Joy is a surprising candidate to be making such dire warnings. After all, he has helped shape Sun's vision of superfast computers zipping all manner of digital transactions along the Net. And, he admits, it's computers from Sun and others that will make possible the scientific advances he fears. Still, no one at Sun is trying to talk Joy down from his high-tech bully pulpit. ''The concept took me by surprise,'' admits Sun CEO Scott G. McNealy. ''A lot of people think Bill is shooting the golden goose. But hey, I've got kids, too, and Bill's [discussing his views] in a very prudent, responsible way. He's not some lunatic. He's not a prophet of doom.'' Adds Melvin Schwartz, a Nobel prize winner for physics in 1988: ''He's thinking about the things that should be thought about. What sounds wild today won't be in 20 to 30 years.''
Indeed, Joy says he's out to shake the mindset that technology offers boundless good. Since publishing an article in Wired magazine last April entitled ''Why the Future Doesn't Need Us,'' the 45-year-old Joy has been spending a third of his time on his latest concern. Discoveries in genetic engineering, robotics, and molecular-level engineering (nanotechnology) will soon make it possible for terrorists to unleash mayhem far more dangerous than the nuclear threat, he says. ''These technologies are going to create a quadrillion dollars of wealth in the next century,'' says Joy. ''But we do have to deal with the risks. The future is rushing at us at incredible speed, and people just haven't thought it through.''
There have been plenty of doomsayers in the past, but few have Joy's credentials. In 1976, as a graduate student, Joy created a version of the Unix operating system that is the standard for most Web sites. In 1982, he co-founded Sun, and was a driving force behind its Java software. These days, Joy is working on new technology to make computers resistant to software bugs.

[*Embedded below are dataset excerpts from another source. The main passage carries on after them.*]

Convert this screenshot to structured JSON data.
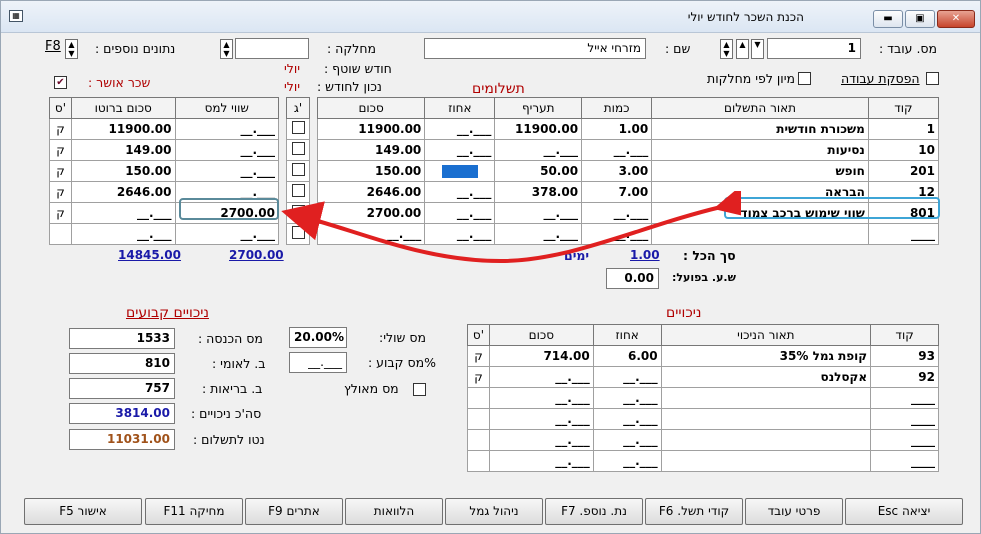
{
  "window": {
    "title": "הכנת השכר לחודש יולי",
    "icon": "app-icon",
    "min_icon": "minimize-icon",
    "max_icon": "maximize-icon",
    "close_icon": "close-icon"
  },
  "header": {
    "employee_no_label": "מס. עובד :",
    "employee_no": "1",
    "name_label": "שם :",
    "name": "מזרחי אייל",
    "department_label": "מחלקה :",
    "department": "",
    "extra_data_label": "נתונים נוספים :",
    "extra_data_key": "F8",
    "current_month_label": "חודש שוטף :",
    "current_month": "יולי",
    "correct_for_label": "נכון לחודש :",
    "correct_for": "יולי",
    "approved_salary_label": "שכר אושר :",
    "approved_salary_checked": "✔",
    "work_stop_label": "הפסקת עבודה",
    "sort_by_dept_label": "מיון לפי מחלקות"
  },
  "payments": {
    "heading": "תשלומים",
    "columns": [
      "קוד",
      "תאור התשלום",
      "כמות",
      "תעריף",
      "אחוז",
      "סכום",
      "ג'"
    ],
    "rows": [
      {
        "code": "1",
        "desc": "משכורת חודשית",
        "qty": "1.00",
        "rate": "11900.00",
        "pct": "__.___",
        "sum": "11900.00"
      },
      {
        "code": "10",
        "desc": "נסיעות",
        "qty": "__.___",
        "rate": "__.___",
        "pct": "__.___",
        "sum": "149.00"
      },
      {
        "code": "201",
        "desc": "חופש",
        "qty": "3.00",
        "rate": "50.00",
        "pct": "",
        "sum": "150.00"
      },
      {
        "code": "12",
        "desc": "הבראה",
        "qty": "7.00",
        "rate": "378.00",
        "pct": "__.___",
        "sum": "2646.00"
      },
      {
        "code": "801",
        "desc": "שווי שימוש ברכב צמוד",
        "qty": "__.___",
        "rate": "__.___",
        "pct": "__.___",
        "sum": "2700.00"
      },
      {
        "code": "____",
        "desc": "",
        "qty": "__.___",
        "rate": "__.___",
        "pct": "__.___",
        "sum": "__.___"
      }
    ],
    "total_label": "סך הכל :",
    "days_value": "1.00",
    "days_label": "ימים",
    "actual_hours_label": "ש.ע. בפועל:",
    "actual_hours": "0.00"
  },
  "tax_table": {
    "columns": [
      "שווי למס",
      "סכום ברוטו",
      "ס'"
    ],
    "rows": [
      {
        "tax": "__.___",
        "gross": "11900.00",
        "s": "ק"
      },
      {
        "tax": "__.___",
        "gross": "149.00",
        "s": "ק"
      },
      {
        "tax": "__.___",
        "gross": "150.00",
        "s": "ק"
      },
      {
        "tax": "__.___",
        "gross": "2646.00",
        "s": "ק"
      },
      {
        "tax": "2700.00",
        "gross": "__.___",
        "s": "ק"
      },
      {
        "tax": "__.___",
        "gross": "__.___",
        "s": ""
      }
    ],
    "total_tax": "2700.00",
    "total_gross": "14845.00"
  },
  "deductions": {
    "heading": "ניכויים",
    "columns": [
      "קוד",
      "תאור הניכוי",
      "אחוז",
      "סכום",
      "ס'"
    ],
    "rows": [
      {
        "code": "93",
        "desc": "קופת גמל 35%",
        "pct": "6.00",
        "sum": "714.00",
        "s": "ק"
      },
      {
        "code": "92",
        "desc": "אקסלנס",
        "pct": "__.___",
        "sum": "__.___",
        "s": "ק"
      },
      {
        "code": "____",
        "desc": "",
        "pct": "__.___",
        "sum": "__.___",
        "s": ""
      },
      {
        "code": "____",
        "desc": "",
        "pct": "__.___",
        "sum": "__.___",
        "s": ""
      },
      {
        "code": "____",
        "desc": "",
        "pct": "__.___",
        "sum": "__.___",
        "s": ""
      },
      {
        "code": "____",
        "desc": "",
        "pct": "__.___",
        "sum": "__.___",
        "s": ""
      }
    ],
    "marginal_tax_label": "מס שולי:",
    "marginal_tax": "20.00%",
    "fixed_tax_label": "%מס קבוע :",
    "fixed_tax": "__.___",
    "credited_tax_label": "מס מאולץ"
  },
  "fixed_deductions": {
    "heading": "ניכויים קבועים",
    "income_tax_label": "מס הכנסה :",
    "income_tax": "1533",
    "national_ins_label": "ב. לאומי :",
    "national_ins": "810",
    "health_ins_label": "ב. בריאות :",
    "health_ins": "757",
    "total_label": "סה'כ ניכויים :",
    "total": "3814.00",
    "net_label": "נטו לתשלום :",
    "net": "11031.00"
  },
  "buttons": {
    "exit": "יציאה Esc",
    "employee_details": "פרטי עובד",
    "payment_codes": "קודי תשל. F6",
    "extra_data": "נת. נוספ. F7",
    "provident": "ניהול גמל",
    "loans": "הלוואות",
    "alerts": "אתרים F9",
    "delete": "מחיקה F11",
    "approve": "אישור F5"
  },
  "colors": {
    "arrow": "#e02020",
    "highlight": "#3ea5d6",
    "net": "#a0521a",
    "total_blue": "#1a1aa8",
    "label_red": "#b00000"
  }
}
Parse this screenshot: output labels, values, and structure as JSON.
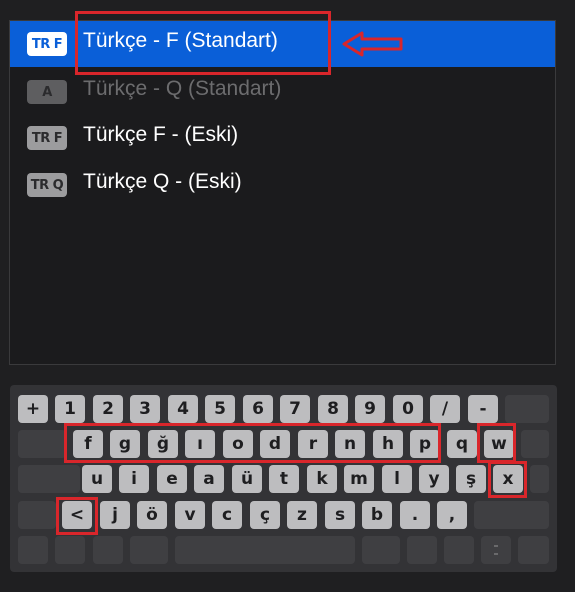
{
  "input_sources": [
    {
      "badge": "TR F",
      "label": "Türkçe - F (Standart)",
      "selected": true,
      "disabled": false
    },
    {
      "badge": "A",
      "label": "Türkçe - Q (Standart)",
      "selected": false,
      "disabled": true
    },
    {
      "badge": "TR F",
      "label": "Türkçe F - (Eski)",
      "selected": false,
      "disabled": false
    },
    {
      "badge": "TR Q",
      "label": "Türkçe Q - (Eski)",
      "selected": false,
      "disabled": false
    }
  ],
  "keyboard": {
    "row1": [
      "+",
      "1",
      "2",
      "3",
      "4",
      "5",
      "6",
      "7",
      "8",
      "9",
      "0",
      "/",
      "-"
    ],
    "row2": [
      "f",
      "g",
      "ğ",
      "ı",
      "o",
      "d",
      "r",
      "n",
      "h",
      "p",
      "q",
      "w"
    ],
    "row3": [
      "u",
      "i",
      "e",
      "a",
      "ü",
      "t",
      "k",
      "m",
      "l",
      "y",
      "ş",
      "x"
    ],
    "row4": [
      "<",
      "j",
      "ö",
      "v",
      "c",
      "ç",
      "z",
      "s",
      "b",
      ".",
      ","
    ]
  },
  "colors": {
    "selection": "#0a5fd8",
    "highlight": "#d9262b",
    "key_lit": "#bdbdbf",
    "key_blank": "#3f3f42"
  }
}
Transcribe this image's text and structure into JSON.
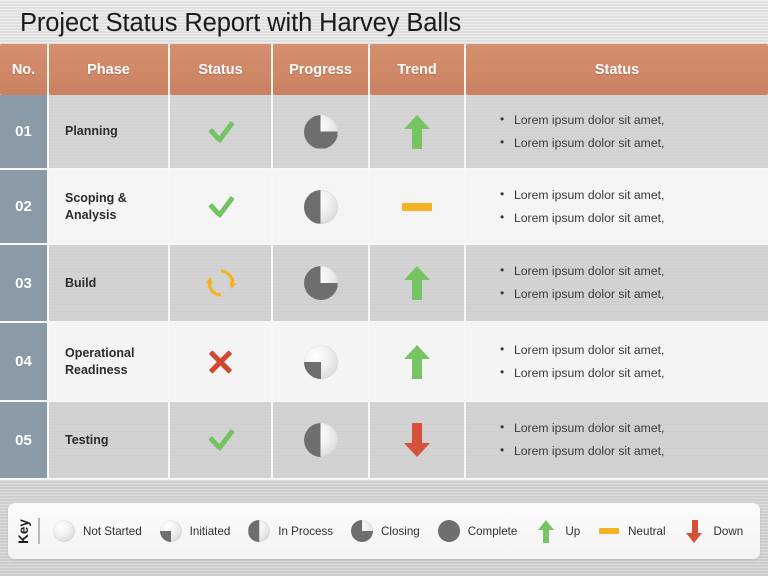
{
  "slide": {
    "title": "Project Status Report with Harvey Balls",
    "accent_header_color": "#cf8868",
    "number_column_color": "#8a9aa6",
    "green": "#77c462",
    "red": "#d6503a",
    "amber": "#f5b324",
    "harvey_fill": "#6e6e6e"
  },
  "table": {
    "headers": [
      {
        "label": "No."
      },
      {
        "label": "Phase"
      },
      {
        "label": "Status"
      },
      {
        "label": "Progress"
      },
      {
        "label": "Trend"
      },
      {
        "label": "Status"
      }
    ],
    "rows": [
      {
        "no": "01",
        "phase": "Planning",
        "status_icon": "check-icon",
        "progress": "Closing",
        "progress_pct": 75,
        "trend": "Up",
        "trend_icon": "arrow-up-icon",
        "bullets": [
          "Lorem ipsum dolor sit amet,",
          "Lorem ipsum dolor sit amet,"
        ]
      },
      {
        "no": "02",
        "phase": "Scoping  &\nAnalysis",
        "status_icon": "check-icon",
        "progress": "In Process",
        "progress_pct": 50,
        "trend": "Neutral",
        "trend_icon": "neutral-bar-icon",
        "bullets": [
          "Lorem ipsum dolor sit amet,",
          "Lorem ipsum dolor sit amet,"
        ]
      },
      {
        "no": "03",
        "phase": "Build",
        "status_icon": "refresh-icon",
        "progress": "Closing",
        "progress_pct": 75,
        "trend": "Up",
        "trend_icon": "arrow-up-icon",
        "bullets": [
          "Lorem ipsum dolor sit amet,",
          "Lorem ipsum dolor sit amet,"
        ]
      },
      {
        "no": "04",
        "phase": "Operational\nReadiness",
        "status_icon": "cross-icon",
        "progress": "Initiated",
        "progress_pct": 25,
        "trend": "Up",
        "trend_icon": "arrow-up-icon",
        "bullets": [
          "Lorem ipsum dolor sit amet,",
          "Lorem ipsum dolor sit amet,"
        ]
      },
      {
        "no": "05",
        "phase": "Testing",
        "status_icon": "check-icon",
        "progress": "In Process",
        "progress_pct": 50,
        "trend": "Down",
        "trend_icon": "arrow-down-icon",
        "bullets": [
          "Lorem ipsum dolor sit amet,",
          "Lorem ipsum dolor sit amet,"
        ]
      }
    ]
  },
  "key": {
    "label": "Key",
    "items": [
      {
        "label": "Not Started",
        "icon": "harvey-ball-0-icon",
        "pct": 0
      },
      {
        "label": "Initiated",
        "icon": "harvey-ball-25-icon",
        "pct": 25
      },
      {
        "label": "In Process",
        "icon": "harvey-ball-50-icon",
        "pct": 50
      },
      {
        "label": "Closing",
        "icon": "harvey-ball-75-icon",
        "pct": 75
      },
      {
        "label": "Complete",
        "icon": "harvey-ball-100-icon",
        "pct": 100
      },
      {
        "label": "Up",
        "icon": "arrow-up-icon"
      },
      {
        "label": "Neutral",
        "icon": "neutral-bar-icon"
      },
      {
        "label": "Down",
        "icon": "arrow-down-icon"
      }
    ]
  }
}
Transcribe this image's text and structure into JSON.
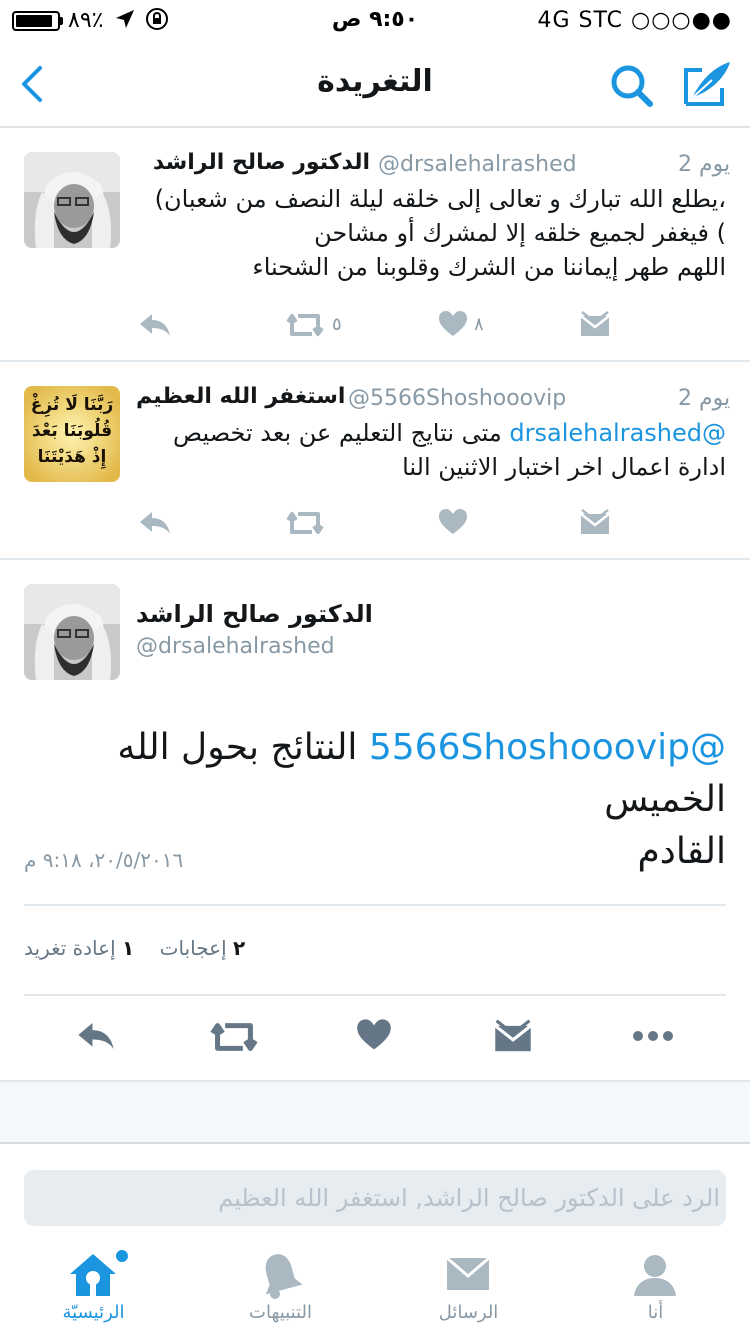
{
  "status_bar": {
    "battery_percent": "٨٩٪",
    "battery_level": 0.89,
    "time": "٩:٥٠ ص",
    "network": "4G  STC ○○○●●"
  },
  "nav": {
    "title": "التغريدة",
    "icons": [
      "back-chevron-icon",
      "search-icon",
      "compose-icon"
    ]
  },
  "timeline": [
    {
      "name": "الدكتور صالح الراشد",
      "handle": "@drsalehalrashed",
      "time": "2 يوم",
      "lines": [
        "(يطلع الله تبارك و تعالى إلى خلقه ليلة النصف من شعبان،",
        "فيغفر لجميع خلقه إلا لمشرك أو مشاحن (",
        "اللهم طهر إيماننا من الشرك وقلوبنا من الشحناء"
      ],
      "retweets": "٥",
      "likes": "٨"
    },
    {
      "name": "استغفر الله العظيم",
      "handle": "@5566Shoshooovip",
      "time": "2 يوم",
      "mention": "@drsalehalrashed",
      "line1_rest": "متى نتايج التعليم عن بعد تخصيص",
      "line2": "ادارة اعمال اخر اختبار الاثنين النا",
      "avatar_text": "رَبَّنَا لَا تُزِغْ قُلُوبَنَا بَعْدَ إِذْ هَدَيْتَنَا"
    }
  ],
  "detail": {
    "name": "الدكتور صالح الراشد",
    "handle": "@drsalehalrashed",
    "mention": "@5566Shoshooovip",
    "text_line1": "النتائج بحول الله الخميس",
    "text_line2": "القادم",
    "datetime": "٢٠/٥/٢٠١٦، ٩:١٨ م",
    "likes_count": "٢",
    "likes_label": "إعجابات",
    "retweets_count": "١",
    "retweets_label": "إعادة تغريد"
  },
  "reply": {
    "placeholder": "الرد على الدكتور صالح الراشد, استغفر الله العظيم"
  },
  "tabs": [
    {
      "label": "الرئيسيّة",
      "icon": "home-icon",
      "active": true
    },
    {
      "label": "التنبيهات",
      "icon": "bell-icon",
      "active": false
    },
    {
      "label": "الرسائل",
      "icon": "envelope-icon",
      "active": false
    },
    {
      "label": "أنا",
      "icon": "person-icon",
      "active": false
    }
  ],
  "colors": {
    "accent": "#1b95e0",
    "icon_gray": "#aab8c2",
    "detail_icon_gray": "#657786",
    "muted_text": "#8899a6"
  }
}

Joy is by no means turning his back on the Information Society that has made him rich. He says he's simply trying to start a debate. He suggests that companies exploring planet-threatening technologies pay high insurance premiums to discourage them from simply dabbling in such technology. Joy fears the only answer could be one that appalls scientists--including himself: put an end to the spirit of unfettered freedom of scientific inquiry. Lewis M. Branscomb, IBM's former chief scientist and a professor emeritus at Harvard University, credits Joy with raising important issues, but cautions that ''once the politicians are allowed to start censoring 'dangerous knowledge,' we will lose both our democracy and our ability to understand how to manage our future.'' For Joy, the debate is just beginning.